Every great achievement is referable to some preceding one often quite as great but more obscure. No man stands alone in his deed. The doer of every great work has been helped thereto by his predecessors working the same soil. The greater the performance, the more prominently this comes out sometimes, as in the case of Shakespeare whose indebtedness to Christopher Marlowe and others will at once come to mind.
To Beethoven and to Shakespeare, Wagner paid tribute on all occasions. Especially is this true in his relation to Beethoven, to whom he readily yields the palm in the realm of music. In the eight volumes of his Gesammelte Schriften, no single fact stands out more clearly than his recognition of Beethoven as his chief, his master, from whom proceeds all wisdom and knowledge and truth. One can hardly read any of Wagner’s prose writings without seeing how readily he falls into the place of disciple of Beethoven. “I knew no other pleasure,” he says in A Pilgrimage to Beethoven, “than to plunge so deeply into his genius that at last I fancied myself become a portion thereof.” The Pilgrimage, though an imaginative work, is the medium he employed to give utterance to his regard for Beethoven. His letters to musical friends, to Liszt, to Fischer, especially those to Ulig, are filled with praise of the older master. In a letter to Meyerbeer, in 1887, he states how he came to be a musician. “A passionate admiration of Beethoven impelled me to this step.” The only one who was good enough in Wagner’s eyes to be compared with Beethoven, was Shakespeare. These two names are frequently brought into juxtaposition in his works. No musician is worthy of comparison with his demigod. “Mozart died when he was just piercing into the mystery. Beethoven was the first to enter in,” he says in his Sketches. As if even this praise were too great, he severely criticises Mozart’s operas and symphonies elsewhere.
The deferential attitude which Wagner assumes toward Beethoven is not accorded any other musician. Consciously or not, when he talks about other musicians (except Bach) he, for the most part, assumes the role of censor. But Beethoven comes in for unstinted praise. “It is impossible,” he says, “to discuss the essential nature of Beethoven’s music without at once falling into the tone of rhapsody.”

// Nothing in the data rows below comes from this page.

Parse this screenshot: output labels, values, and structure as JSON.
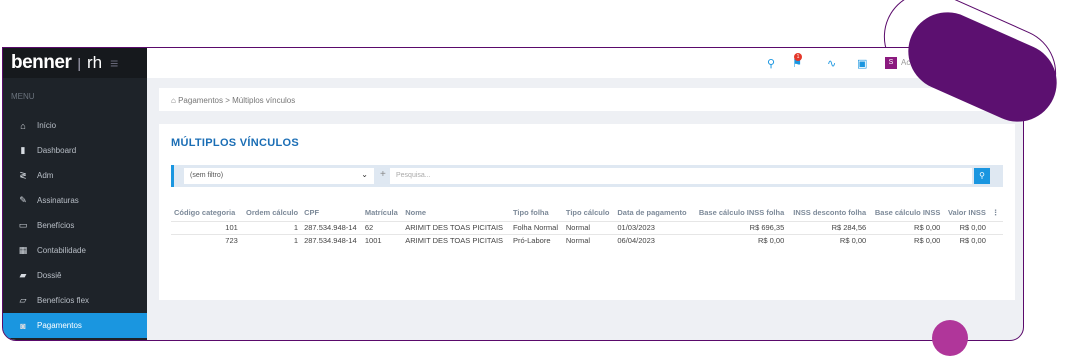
{
  "logo": {
    "brand": "benner",
    "module": "rh"
  },
  "sidebar": {
    "menu_heading": "MENU",
    "items": [
      {
        "label": "Início",
        "icon": "home-icon"
      },
      {
        "label": "Dashboard",
        "icon": "bar-chart-icon"
      },
      {
        "label": "Adm",
        "icon": "sliders-icon"
      },
      {
        "label": "Assinaturas",
        "icon": "signature-icon"
      },
      {
        "label": "Benefícios",
        "icon": "card-icon"
      },
      {
        "label": "Contabilidade",
        "icon": "calculator-icon"
      },
      {
        "label": "Dossiê",
        "icon": "folder-icon"
      },
      {
        "label": "Benefícios flex",
        "icon": "flex-card-icon"
      },
      {
        "label": "Pagamentos",
        "icon": "payment-icon",
        "active": true
      }
    ]
  },
  "topbar": {
    "notification_count": "1",
    "avatar_letter": "S",
    "user_label": "Ac"
  },
  "breadcrumb": {
    "text": "Pagamentos > Múltiplos vínculos"
  },
  "page": {
    "title": "MÚLTIPLOS VÍNCULOS"
  },
  "filter": {
    "selected": "(sem filtro)",
    "search_placeholder": "Pesquisa..."
  },
  "table": {
    "headers": [
      "Código categoria",
      "Ordem cálculo",
      "CPF",
      "Matrícula",
      "Nome",
      "Tipo folha",
      "Tipo cálculo",
      "Data de pagamento",
      "Base cálculo INSS folha",
      "INSS desconto folha",
      "Base cálculo INSS",
      "Valor INSS"
    ],
    "rows": [
      [
        "101",
        "1",
        "287.534.948-14",
        "62",
        "ARIMIT DES TOAS PICITAIS",
        "Folha Normal",
        "Normal",
        "01/03/2023",
        "R$ 696,35",
        "R$ 284,56",
        "R$ 0,00",
        "R$ 0,00"
      ],
      [
        "723",
        "1",
        "287.534.948-14",
        "1001",
        "ARIMIT DES TOAS PICITAIS",
        "Pró-Labore",
        "Normal",
        "06/04/2023",
        "R$ 0,00",
        "R$ 0,00",
        "R$ 0,00",
        "R$ 0,00"
      ]
    ]
  },
  "colors": {
    "accent": "#1a96e0",
    "brand_purple": "#5c1070",
    "title_blue": "#1b6eb5"
  }
}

Wagner seems hardly to have been able, when writing about music, to refrain from mention of Beethoven, he is so full of the subject. It has a bearing on every important event in his life. At the ceremonies attending the laying of the foundation-stone of the Festival Play House at Bayreuth, the Ninth Symphony was performed, and in a little speech he says: “I wish to see the Ninth Symphony regarded as the foundation-stone of my own artistic structure.” In “Religion and Art” we find these words: “to whom the unspeakable bliss has been vouchsafed of taking one of the last four symphonies of Beethoven into his heart and soul.”